In the last week of his life, he was still taking calls for a tournament he hoped would attract 100 gamers to play off the best teams among all the Strat-O-Matic card sets that have “groundball A” chances on pitcher cards.

 

But when it came to playing face-to-face, Swank usually could not wait. Just before Christmas a year ago, Bryan Swank said, his father was pushing a friend towards a new draft. The friend replied, “Tom, it is Christmas, can this draft wait until after the holidays?”

 

“My father was dejected, like a girl told him she didn’t want to go out with him.”

 

            The countless games he played never dulled Swank’s enthusiasm for looking at the cards, finding a new playmate or feeling the emotion of title-clinching wins and losses.

 

            He went to Strat-O-Matic’s Opening Day whenever work did not interfere, Rowland said, because, “Like a kid, he wanted to be first on the block to get the cards.”

 

             Rowland also recalled his misfortune in beating Swank for a league championship 1983, clinched when Rod Carew hit his first home run of the year.

 

“Tom, who always preferred the original split cards, grabs my 20-sided die, pounds the table with those hands of his that were the size of canned hams, cusses and throws all of my dice behind the refrigerator at his house.

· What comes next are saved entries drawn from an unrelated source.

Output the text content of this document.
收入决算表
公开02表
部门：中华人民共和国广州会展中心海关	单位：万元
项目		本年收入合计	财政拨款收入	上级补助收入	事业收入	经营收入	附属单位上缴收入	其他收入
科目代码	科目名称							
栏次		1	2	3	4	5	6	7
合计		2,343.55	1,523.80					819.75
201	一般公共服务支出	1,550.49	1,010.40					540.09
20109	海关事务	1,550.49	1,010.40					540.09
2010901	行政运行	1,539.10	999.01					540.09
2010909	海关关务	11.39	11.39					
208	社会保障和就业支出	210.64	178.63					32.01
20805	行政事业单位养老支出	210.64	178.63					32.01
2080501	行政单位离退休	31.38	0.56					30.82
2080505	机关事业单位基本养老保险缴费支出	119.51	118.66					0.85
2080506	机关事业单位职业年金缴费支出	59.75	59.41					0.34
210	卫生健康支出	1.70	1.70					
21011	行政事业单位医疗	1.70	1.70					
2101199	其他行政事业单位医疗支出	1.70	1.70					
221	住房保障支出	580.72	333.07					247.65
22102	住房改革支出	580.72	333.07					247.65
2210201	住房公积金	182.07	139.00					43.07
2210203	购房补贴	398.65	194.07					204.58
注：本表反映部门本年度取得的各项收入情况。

I only got one of the dice back that day. I had to keep bugging Tom. Finally, about six months later, he returned them, but he hadn’t bothered to clean them – they still had the dust bunnies on them.”

           

            While the tales of Swank’s temper and extreme devotion to the hobby are irresistible, his friends and family most enjoyed telling the stories that showed Swank’s warmth.

 

            In passing, Swank leaves behind his wife, Maria, adult sons Bryan and Eric and adult daughter Helene. But he had a special place in his heart for young children, especially Justin, whom Bryan described as “the grandson he loved more than Strat-O-Matic – the only thing that could keep him from playing.”

 

            Writer Debra Galant tells how Swank befriended her then-10-year-old son, Noah Levinson, when all had gone to meet Richman at the Yogi Berra Museum in mid-2002.

 

            “Tom had overheard me asking Mr. Richman about the ballpark effects at Coors Field. Afterwards, Tom came up to me to recruit me. He always wanted a woman in his league. I was feeling very flattered. I later learned Tom recruited anybody, anywhere under any circumstance. I told him he wanted to talk to Noah – he was the one who knew baseball.”

 

Noah had been playing Strat-O-Matic for just six months, but soon his mother and his father, Warren Levinson, were driving him the half hour to Swank’s house, where he was by far the youngest in Swank’s circle of gamers.

 

“Noah was Tom’s protégé,” Rowland said, and Swank would tutor the boy in Strat-O-Matic. The happy end to the story is told in the Christmas card Swank sent to Noah this past December: Noah would be getting a trophy soon.

 

Other than Noah’s age, there was little new about Swank’s generosity to those who shared his hobby. At his tournaments, Swank regularly provided food and drink, as well as trophies, baseball books and more.

 

“He hated for anyone who put in the time to go away empty-handed,” Rowland said. “He wanted everyone to be a winner.”

 

When league members visited Swank in the hospice on Jan. 22, Swank was pre-occupied with a last wish, a favor to ask of his friends: Get some games done. Then make some deliveries. He had some final trophies to award. He was sorry that, for the first time, he would not be able to deliver them himself.